No one likes to say it, but life does have its fair shares of lows, but it’s accepting those lows and spinning them to work in your favour that makes a true hero. ‘The Fault in Our Stars’ is a beautiful story, stunningly written with characters you just root for, be it for their circumstances or simply their likeability. Although beautiful, it isn’t remarkable or grand, no rebellious final break of the law, no dramatic death scene or time-stopping embrace, it’s just the story of and boy and a girl who fall for each other in less than perfect circumstances. And that is exactly what makes it so genius.

This is not a story of two martyrs, dying for what they believe in or taking a bullet for the one they love, but it is a heroic story.
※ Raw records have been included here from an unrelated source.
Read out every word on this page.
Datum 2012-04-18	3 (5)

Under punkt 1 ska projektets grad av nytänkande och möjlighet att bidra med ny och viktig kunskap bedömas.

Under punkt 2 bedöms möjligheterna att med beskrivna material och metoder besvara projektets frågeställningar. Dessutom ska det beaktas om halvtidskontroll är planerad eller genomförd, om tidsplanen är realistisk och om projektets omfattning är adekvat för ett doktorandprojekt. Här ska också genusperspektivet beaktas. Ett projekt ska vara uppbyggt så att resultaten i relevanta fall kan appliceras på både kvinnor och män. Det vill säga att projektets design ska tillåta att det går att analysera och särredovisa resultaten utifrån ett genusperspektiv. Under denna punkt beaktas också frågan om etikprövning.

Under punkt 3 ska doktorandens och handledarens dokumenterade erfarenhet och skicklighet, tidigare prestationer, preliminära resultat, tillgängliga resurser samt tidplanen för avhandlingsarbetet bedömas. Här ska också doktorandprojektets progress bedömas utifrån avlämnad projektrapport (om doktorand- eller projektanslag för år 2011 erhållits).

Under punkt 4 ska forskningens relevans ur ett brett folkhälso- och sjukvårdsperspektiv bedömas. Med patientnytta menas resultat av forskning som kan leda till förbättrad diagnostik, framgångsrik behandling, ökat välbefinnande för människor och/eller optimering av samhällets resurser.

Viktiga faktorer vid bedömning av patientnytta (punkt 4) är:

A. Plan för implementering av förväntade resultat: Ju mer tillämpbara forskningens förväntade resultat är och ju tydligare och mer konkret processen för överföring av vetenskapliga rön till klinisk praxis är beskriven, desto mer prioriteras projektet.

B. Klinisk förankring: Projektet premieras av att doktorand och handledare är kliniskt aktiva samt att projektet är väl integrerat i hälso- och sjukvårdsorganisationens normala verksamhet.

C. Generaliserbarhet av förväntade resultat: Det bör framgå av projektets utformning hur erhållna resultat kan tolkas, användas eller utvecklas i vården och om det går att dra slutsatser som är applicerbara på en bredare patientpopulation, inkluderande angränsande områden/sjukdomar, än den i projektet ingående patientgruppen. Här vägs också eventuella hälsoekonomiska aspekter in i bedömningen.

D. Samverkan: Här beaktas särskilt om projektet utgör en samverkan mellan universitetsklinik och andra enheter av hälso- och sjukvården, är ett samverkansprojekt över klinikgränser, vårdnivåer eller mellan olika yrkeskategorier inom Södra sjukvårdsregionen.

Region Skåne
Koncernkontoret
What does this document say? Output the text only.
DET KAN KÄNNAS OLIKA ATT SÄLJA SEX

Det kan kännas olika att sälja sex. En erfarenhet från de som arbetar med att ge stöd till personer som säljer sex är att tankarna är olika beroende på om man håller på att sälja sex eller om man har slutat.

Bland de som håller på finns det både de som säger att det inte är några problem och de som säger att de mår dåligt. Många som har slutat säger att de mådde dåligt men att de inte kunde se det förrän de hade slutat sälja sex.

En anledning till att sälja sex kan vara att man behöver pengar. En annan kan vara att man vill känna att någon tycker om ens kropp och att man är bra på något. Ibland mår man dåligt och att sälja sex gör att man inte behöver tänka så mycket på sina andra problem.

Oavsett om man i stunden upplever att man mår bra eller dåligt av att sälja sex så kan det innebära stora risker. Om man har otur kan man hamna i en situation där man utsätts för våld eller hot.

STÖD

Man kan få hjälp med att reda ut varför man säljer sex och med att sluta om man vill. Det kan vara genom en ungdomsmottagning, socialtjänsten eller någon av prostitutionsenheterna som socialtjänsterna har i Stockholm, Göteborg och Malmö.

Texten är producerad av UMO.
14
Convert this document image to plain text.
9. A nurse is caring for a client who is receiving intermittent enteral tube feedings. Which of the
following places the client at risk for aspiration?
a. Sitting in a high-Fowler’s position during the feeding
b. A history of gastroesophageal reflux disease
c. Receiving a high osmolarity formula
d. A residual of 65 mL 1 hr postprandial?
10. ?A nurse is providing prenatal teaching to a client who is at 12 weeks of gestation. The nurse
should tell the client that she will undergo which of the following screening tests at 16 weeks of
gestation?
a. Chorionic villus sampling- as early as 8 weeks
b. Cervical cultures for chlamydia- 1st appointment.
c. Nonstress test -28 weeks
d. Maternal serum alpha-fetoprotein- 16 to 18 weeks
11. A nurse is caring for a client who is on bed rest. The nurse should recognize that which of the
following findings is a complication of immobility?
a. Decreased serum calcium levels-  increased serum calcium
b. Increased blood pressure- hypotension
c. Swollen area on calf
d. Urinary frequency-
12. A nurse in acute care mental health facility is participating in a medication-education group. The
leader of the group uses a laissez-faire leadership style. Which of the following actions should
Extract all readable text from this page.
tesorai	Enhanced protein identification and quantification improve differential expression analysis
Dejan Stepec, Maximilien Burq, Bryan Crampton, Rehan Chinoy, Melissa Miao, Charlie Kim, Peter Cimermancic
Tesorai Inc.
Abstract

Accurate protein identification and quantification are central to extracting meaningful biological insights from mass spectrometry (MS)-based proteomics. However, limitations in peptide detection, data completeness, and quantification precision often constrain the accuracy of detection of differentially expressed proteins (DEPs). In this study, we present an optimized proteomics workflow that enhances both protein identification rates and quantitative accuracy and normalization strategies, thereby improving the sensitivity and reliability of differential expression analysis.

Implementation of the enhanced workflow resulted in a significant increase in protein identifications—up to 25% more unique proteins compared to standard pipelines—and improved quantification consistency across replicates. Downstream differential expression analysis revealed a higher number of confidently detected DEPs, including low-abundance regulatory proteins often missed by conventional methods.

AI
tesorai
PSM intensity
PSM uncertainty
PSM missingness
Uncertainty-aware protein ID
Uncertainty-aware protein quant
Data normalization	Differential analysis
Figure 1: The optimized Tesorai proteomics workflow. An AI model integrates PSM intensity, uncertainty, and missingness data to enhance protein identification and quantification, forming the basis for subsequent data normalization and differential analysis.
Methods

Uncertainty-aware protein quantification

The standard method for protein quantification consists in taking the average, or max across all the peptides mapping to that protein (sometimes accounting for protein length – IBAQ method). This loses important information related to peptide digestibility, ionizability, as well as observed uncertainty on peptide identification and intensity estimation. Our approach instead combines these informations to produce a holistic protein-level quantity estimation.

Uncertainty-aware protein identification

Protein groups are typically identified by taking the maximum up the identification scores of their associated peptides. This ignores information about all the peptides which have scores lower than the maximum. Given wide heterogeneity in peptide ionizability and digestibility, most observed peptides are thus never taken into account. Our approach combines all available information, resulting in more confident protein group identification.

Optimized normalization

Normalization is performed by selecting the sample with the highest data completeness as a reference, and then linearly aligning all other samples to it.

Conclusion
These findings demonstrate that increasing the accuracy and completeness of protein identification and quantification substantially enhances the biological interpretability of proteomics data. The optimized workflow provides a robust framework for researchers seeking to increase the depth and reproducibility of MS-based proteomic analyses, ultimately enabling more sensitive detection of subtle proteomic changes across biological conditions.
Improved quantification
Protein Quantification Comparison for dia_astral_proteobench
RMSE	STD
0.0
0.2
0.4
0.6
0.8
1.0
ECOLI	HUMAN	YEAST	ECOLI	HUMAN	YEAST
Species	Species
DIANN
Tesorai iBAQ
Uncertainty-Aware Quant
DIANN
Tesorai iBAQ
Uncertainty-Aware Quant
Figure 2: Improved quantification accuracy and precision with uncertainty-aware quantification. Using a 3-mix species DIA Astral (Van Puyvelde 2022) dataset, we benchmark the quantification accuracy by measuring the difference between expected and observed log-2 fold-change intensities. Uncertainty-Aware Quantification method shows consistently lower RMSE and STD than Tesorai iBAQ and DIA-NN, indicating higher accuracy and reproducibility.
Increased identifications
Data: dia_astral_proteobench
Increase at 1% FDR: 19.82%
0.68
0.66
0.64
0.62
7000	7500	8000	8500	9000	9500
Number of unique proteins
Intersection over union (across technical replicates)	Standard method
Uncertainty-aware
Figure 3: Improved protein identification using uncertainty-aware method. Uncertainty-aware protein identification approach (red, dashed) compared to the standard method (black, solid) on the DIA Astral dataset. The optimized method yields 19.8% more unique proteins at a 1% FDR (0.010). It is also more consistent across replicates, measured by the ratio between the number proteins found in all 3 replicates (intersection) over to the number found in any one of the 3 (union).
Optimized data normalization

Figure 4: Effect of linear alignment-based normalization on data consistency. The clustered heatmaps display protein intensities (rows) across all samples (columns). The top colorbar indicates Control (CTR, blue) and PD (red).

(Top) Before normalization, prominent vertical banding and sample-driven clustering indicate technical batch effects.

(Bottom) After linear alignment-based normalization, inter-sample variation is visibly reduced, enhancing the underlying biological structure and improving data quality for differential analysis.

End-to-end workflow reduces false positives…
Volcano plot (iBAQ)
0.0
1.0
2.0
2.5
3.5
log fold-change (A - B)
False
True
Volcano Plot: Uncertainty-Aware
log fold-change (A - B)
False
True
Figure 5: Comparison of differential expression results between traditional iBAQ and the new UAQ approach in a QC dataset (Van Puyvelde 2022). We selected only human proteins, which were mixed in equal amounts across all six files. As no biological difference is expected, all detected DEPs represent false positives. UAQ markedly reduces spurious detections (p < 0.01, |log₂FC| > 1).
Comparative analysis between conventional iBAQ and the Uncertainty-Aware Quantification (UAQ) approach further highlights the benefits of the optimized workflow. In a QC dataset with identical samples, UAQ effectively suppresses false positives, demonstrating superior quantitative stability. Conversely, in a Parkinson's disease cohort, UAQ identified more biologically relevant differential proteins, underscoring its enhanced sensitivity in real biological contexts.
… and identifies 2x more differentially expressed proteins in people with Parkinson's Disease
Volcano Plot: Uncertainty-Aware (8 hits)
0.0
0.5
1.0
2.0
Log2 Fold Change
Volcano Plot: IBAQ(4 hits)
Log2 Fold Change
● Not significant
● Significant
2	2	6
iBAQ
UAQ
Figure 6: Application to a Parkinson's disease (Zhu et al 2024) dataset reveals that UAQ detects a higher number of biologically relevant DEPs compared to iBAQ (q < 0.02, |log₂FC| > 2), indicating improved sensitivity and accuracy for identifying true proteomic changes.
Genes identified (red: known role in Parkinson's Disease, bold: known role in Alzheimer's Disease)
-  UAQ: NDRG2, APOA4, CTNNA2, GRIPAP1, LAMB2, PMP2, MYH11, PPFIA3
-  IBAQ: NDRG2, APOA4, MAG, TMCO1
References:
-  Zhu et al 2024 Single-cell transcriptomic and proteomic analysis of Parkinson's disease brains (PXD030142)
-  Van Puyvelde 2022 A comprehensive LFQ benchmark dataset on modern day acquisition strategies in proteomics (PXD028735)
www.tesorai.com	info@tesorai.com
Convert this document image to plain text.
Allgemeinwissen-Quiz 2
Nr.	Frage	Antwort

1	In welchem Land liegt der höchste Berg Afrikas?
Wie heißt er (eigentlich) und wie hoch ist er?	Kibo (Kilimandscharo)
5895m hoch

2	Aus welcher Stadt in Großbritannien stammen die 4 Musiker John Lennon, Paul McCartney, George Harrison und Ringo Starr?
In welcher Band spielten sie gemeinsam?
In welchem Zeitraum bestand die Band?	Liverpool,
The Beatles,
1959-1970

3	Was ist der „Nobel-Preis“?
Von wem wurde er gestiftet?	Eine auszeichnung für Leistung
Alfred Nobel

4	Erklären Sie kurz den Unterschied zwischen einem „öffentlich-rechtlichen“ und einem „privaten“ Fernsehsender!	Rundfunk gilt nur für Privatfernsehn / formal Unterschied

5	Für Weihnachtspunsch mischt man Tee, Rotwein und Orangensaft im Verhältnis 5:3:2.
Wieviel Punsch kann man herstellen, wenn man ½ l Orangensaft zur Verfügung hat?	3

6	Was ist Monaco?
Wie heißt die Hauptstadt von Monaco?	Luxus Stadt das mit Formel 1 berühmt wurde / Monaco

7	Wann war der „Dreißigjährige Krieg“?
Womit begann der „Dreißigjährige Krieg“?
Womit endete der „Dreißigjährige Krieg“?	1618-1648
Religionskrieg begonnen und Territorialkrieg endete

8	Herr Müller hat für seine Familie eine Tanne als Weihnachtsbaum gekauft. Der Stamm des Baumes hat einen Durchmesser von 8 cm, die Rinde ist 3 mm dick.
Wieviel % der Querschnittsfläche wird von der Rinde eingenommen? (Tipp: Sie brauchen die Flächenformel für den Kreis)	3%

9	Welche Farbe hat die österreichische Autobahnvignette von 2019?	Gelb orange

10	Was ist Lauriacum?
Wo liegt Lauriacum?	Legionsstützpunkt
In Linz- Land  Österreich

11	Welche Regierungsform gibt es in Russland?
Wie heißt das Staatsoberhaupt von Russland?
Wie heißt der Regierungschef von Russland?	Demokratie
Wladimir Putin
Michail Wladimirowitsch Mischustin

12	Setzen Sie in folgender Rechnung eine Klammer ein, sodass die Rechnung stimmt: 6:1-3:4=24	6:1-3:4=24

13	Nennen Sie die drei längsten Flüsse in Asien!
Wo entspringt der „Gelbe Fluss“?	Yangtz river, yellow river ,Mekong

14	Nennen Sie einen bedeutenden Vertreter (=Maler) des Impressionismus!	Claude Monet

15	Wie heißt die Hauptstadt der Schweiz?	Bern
Not because they stare cancer in the face and tell it to do one, but for much simpler reasons than that. You have to read it to fully grasp what I mean.

In spite of all the sadness that comes with a story about two under 20’s with a terminal disease, this isn’t a sad story. As much as it choked me up in places, the biggest feeling it left me with was hope. No matter what life throws at you, no matter how long or shorter time you have on this earth, no matter how many things you may never know, one thing is certain and we’ve all got it in in common, there is no immunity: we have a finite number of days on this earth. Who cares how high or low that finite number is. Just make it count for something. That something can be as simple as how you made someone feel or as grand as saving a life, it doesn’t matter.


If only for a short amount of time, this is the kind of story that comes along every so often,a with that undeniable potential to change your life if you let it. And the story hasn’t stopped ringing in my head since I put the book down.